The "c_v" coherence method drags a sliding window across all documents in the corpus to accumulate co-occurrence statistics. Similarity is calculated using normalized pointwise mutual information (PMI) values estimated from these statistics. More specifically, each word is represented by a vector of its NPMI with every other word in its top-N topic list. These vectors are then used to compute (cosine) similarity between words. The restriction to the other words in the top-N list was found to produce better results than using the entire vocabulary and other methods of reducing the vocabulary (see section 3.2.2 of http://www.aclweb.org/anthology/W13-0102).
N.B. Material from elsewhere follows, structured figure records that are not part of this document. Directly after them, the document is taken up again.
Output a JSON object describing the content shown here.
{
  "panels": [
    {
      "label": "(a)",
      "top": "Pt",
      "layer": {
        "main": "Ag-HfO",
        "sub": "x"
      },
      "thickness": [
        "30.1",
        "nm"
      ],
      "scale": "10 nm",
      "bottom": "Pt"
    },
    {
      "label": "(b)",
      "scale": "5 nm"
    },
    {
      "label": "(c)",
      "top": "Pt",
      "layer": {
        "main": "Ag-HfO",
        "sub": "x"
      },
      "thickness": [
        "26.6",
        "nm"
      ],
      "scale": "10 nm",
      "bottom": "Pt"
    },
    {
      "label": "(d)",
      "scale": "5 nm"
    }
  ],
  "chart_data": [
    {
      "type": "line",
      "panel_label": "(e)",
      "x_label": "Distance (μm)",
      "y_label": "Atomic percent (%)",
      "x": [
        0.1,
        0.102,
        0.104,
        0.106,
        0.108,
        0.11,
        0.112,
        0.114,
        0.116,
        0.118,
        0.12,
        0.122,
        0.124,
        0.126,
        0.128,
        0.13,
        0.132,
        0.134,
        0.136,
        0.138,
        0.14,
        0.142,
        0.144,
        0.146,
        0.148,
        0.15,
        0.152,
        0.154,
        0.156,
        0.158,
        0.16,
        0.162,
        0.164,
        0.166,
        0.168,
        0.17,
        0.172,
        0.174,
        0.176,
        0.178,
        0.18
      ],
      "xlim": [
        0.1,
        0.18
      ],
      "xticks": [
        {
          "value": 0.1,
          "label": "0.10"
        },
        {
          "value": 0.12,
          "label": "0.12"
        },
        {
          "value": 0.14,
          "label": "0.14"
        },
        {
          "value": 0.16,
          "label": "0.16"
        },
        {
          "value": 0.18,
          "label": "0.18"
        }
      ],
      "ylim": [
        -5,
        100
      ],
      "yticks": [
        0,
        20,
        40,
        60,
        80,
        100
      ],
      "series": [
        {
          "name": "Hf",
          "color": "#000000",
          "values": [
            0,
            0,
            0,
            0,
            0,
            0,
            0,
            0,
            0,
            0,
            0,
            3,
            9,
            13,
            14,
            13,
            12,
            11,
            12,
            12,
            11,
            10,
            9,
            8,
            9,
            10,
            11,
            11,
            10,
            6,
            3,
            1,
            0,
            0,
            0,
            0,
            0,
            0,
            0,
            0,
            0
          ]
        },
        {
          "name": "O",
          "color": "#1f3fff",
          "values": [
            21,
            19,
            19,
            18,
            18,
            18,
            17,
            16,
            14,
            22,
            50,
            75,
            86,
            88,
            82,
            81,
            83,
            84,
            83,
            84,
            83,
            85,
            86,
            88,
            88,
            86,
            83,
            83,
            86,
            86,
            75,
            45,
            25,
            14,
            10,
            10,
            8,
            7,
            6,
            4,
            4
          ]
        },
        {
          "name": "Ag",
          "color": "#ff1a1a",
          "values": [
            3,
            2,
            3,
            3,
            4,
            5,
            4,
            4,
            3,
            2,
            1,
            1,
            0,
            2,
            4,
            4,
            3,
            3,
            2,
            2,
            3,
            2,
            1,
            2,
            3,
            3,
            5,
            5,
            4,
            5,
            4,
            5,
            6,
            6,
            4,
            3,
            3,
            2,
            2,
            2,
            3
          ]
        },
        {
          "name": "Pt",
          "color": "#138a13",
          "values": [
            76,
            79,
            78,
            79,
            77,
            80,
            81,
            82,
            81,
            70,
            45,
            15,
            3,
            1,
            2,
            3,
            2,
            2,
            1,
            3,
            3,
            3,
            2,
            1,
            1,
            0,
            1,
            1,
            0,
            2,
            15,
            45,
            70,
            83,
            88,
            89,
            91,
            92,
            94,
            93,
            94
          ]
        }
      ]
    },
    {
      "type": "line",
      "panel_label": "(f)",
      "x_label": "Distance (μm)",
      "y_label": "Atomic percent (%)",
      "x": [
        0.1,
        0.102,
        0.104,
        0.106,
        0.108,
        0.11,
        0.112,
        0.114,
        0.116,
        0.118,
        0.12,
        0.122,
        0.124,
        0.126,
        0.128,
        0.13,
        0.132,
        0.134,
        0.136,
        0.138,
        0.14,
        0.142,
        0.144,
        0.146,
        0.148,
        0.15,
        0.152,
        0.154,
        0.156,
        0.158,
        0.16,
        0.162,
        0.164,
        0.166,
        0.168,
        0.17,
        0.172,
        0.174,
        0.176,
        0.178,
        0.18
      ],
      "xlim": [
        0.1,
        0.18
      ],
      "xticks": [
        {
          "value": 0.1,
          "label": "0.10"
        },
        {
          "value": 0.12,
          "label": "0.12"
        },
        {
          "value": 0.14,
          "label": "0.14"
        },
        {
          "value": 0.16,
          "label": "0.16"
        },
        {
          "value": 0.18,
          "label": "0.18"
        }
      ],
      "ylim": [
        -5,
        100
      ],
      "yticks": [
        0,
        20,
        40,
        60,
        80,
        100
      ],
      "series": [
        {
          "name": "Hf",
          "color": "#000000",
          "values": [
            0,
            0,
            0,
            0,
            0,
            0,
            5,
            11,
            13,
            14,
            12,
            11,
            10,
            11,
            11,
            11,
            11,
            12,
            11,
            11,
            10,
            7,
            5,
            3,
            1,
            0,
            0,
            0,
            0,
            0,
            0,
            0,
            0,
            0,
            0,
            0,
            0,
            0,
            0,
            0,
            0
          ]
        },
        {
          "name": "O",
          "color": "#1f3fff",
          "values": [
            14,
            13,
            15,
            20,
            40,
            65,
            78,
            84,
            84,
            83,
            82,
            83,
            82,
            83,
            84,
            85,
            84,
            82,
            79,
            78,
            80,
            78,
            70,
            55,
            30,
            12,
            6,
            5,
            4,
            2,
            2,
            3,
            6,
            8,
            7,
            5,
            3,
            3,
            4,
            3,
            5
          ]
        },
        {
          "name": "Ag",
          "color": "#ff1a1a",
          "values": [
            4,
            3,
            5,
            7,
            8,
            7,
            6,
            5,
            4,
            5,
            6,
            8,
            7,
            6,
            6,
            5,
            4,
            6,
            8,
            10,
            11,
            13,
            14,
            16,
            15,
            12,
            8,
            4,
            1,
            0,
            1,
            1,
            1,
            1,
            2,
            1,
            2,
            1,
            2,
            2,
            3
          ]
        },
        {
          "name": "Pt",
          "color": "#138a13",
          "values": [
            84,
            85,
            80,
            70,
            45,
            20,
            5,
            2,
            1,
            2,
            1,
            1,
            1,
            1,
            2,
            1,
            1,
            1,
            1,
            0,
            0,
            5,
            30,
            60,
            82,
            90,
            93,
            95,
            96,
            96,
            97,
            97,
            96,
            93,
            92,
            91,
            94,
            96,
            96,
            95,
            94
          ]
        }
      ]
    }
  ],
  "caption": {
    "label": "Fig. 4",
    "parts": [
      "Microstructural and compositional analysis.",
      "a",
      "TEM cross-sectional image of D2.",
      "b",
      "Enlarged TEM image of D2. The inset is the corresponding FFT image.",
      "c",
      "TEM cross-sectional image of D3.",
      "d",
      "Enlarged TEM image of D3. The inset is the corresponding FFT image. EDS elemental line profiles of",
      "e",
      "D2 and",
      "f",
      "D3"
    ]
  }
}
The fact that a reduced space is superior for these metrics indicates there is noise getting in the way. The "c_v" method can be seen as constructing an NPMI matrix between words. The vector of NPMI values for a particular word can then be looked up by indexing the row or column corresponding to that word's Dictionary
ID. The reduction to the "topic word space" can then be achieved by using a mask to select out the top-N topic words. If we are constructing an NPMI matrix between words, then discarding some elements to reduce noise, why not factorize the matrix instead? Dimensionality reduction techniques such as SVD do a great job of reducing noise along with dimensionality, while also providing a compressed representation to work with.
Recent work has shown that Word2Vec (trained with Skip-Gram Negative Sampling (SGNS)) is actually implicitly factorizing a PMI matrix shifted by a positive constant. A subsequent paper compared Word2Vec to a few different PMI-based metrics and showed that it found coherence values that correlated more strongly with human judgements.